History has proven the prescient King to be right, as Azar’s career has been one of stops and starts. The Mississippi native, who will play Wednesday, Oct. 11, at Ushuaia in Orono, has gone through four songwriting companies and is now on his third record label since 1991. He developed severe vocal problems in 2003 and underwent surgery in 2004.

One lesson Azar has learned over the past 20 years is that one sure way to get things done your way is to do it yourself.

“I’ve taken control of my music,” he said in a phone interview from his Nashville home.

Azar got out of his deal with Mercury, for whom he recorded the 2001 break-out single “I Don’t Have to be Me (‘Til Monday),” and started his own Dang Records label. He set to work in his home studio recording and producing the songs that would go on “Indianola,” which is due out in January.

“I was playing all the instruments on it,” he recalled. “It’s the first time I spent time doing that.”

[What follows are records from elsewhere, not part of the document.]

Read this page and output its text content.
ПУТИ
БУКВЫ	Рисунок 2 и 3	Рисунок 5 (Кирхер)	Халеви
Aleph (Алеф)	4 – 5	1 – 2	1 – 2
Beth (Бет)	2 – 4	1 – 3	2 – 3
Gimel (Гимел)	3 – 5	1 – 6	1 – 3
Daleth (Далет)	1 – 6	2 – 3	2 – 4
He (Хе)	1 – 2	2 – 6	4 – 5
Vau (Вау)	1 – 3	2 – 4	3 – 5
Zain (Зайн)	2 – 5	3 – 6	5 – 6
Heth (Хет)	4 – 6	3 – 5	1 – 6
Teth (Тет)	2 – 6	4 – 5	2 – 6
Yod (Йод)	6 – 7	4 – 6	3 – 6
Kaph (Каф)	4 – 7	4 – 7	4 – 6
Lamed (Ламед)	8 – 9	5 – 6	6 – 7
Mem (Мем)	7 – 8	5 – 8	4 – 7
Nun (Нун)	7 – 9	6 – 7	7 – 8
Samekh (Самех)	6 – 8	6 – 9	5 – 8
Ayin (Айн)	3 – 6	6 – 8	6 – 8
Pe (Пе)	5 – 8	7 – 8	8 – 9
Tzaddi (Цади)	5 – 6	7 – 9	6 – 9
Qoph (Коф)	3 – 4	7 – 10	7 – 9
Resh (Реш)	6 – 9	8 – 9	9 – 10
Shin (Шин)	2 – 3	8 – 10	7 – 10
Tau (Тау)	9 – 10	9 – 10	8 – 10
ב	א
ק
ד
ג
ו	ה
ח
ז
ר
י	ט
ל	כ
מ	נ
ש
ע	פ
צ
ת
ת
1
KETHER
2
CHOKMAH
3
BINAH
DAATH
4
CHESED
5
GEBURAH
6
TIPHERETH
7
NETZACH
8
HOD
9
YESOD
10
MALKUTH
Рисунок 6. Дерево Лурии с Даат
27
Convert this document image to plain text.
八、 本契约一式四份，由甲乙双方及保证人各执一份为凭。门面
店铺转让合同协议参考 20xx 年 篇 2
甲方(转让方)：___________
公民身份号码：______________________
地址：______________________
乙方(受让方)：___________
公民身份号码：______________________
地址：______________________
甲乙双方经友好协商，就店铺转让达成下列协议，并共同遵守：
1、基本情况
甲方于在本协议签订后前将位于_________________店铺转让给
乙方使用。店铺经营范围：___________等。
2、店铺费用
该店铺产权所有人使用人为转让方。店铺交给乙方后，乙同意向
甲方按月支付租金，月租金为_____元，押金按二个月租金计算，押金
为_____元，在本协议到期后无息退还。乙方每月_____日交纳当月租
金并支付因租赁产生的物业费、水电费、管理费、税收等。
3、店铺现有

Mercury executives kept changing the tracks he sent them, much to his chagrin.

“I knew the record I was making [at home] was the one,” he said. “I have young kids [age 10, 8 and 5], and they have to be convinced to like something. But they liked what I was doing.”

Citing the example of urban performers, Azar said technology and the Internet allow artists to break away from recording companies and make their own way.

“Technology has allowed us to take music into our own hands, and that’s a beautiful thing,” he said. “People will listen to what they want to, and know where to find it. So I don’t think the big labels are the future. Also, I don’t agree with their philosophies, how they quit so soon on a record.”

“Indianola” is the sum of what Azar has learned musically both over the past 15 years in Nashville and while growing up in the Mississippi Delta town of Greenville. His father owned the state’s first legal liquor store, and Azar admired the blues artists who would perform behind the store, such as Sonny Boy Nelson, Sam Chatman and Little Milton.

The downside of “Indianola” is that Azar injured his throat recording the 80 or 90 songs he had written since his 2001 album “Waitin’ on Joe.” He developed a benign cyst on the left side of his throat (“It felt like someone was strangling me all the time”). It eventually began hemorrhaging. When he discovered that he couldn’t talk over the ocean waves in Florida one day, he decided to have surgery.

“I told my doctor, who was also a singer, that I was afraid of losing the grit in my voice that I’d developed over the years,” he recalled. “He told me, ‘Don’t worry. That comes from within.’ ”

He was singing again five weeks after surgery. It was during his recovery that Azar decided to get out from under the star-making machinery, or, as he put it, “to get off the bench and into the game.”

In addition to the upcoming release of “Indianola,” Azar has been busy with other projects. The video for that album’s first single, “You Don’t Know a Thing,” featuring hard-playing pro golfer John Daly. He wrote a song, “Dancin’ in the Clouds,” for the upcoming independent film “Americanizing Shelley” and will write the music and soundtrack for the independent film “The Delta Storms.” He will narrate and host the TV documentary “Second Crossing: The Mississippi Delta’s Landmark Bridge,” detailing the construction of the new US 82 Bridge near his Delta home.

Still, Azar is happy to be back on the road, both literally and figuratively.

“There’s 100 avenues to go down that lead to one destination – to play live,” he said. “I hate having to leave my family, but I love playing still. I’m really getting to live the dream.”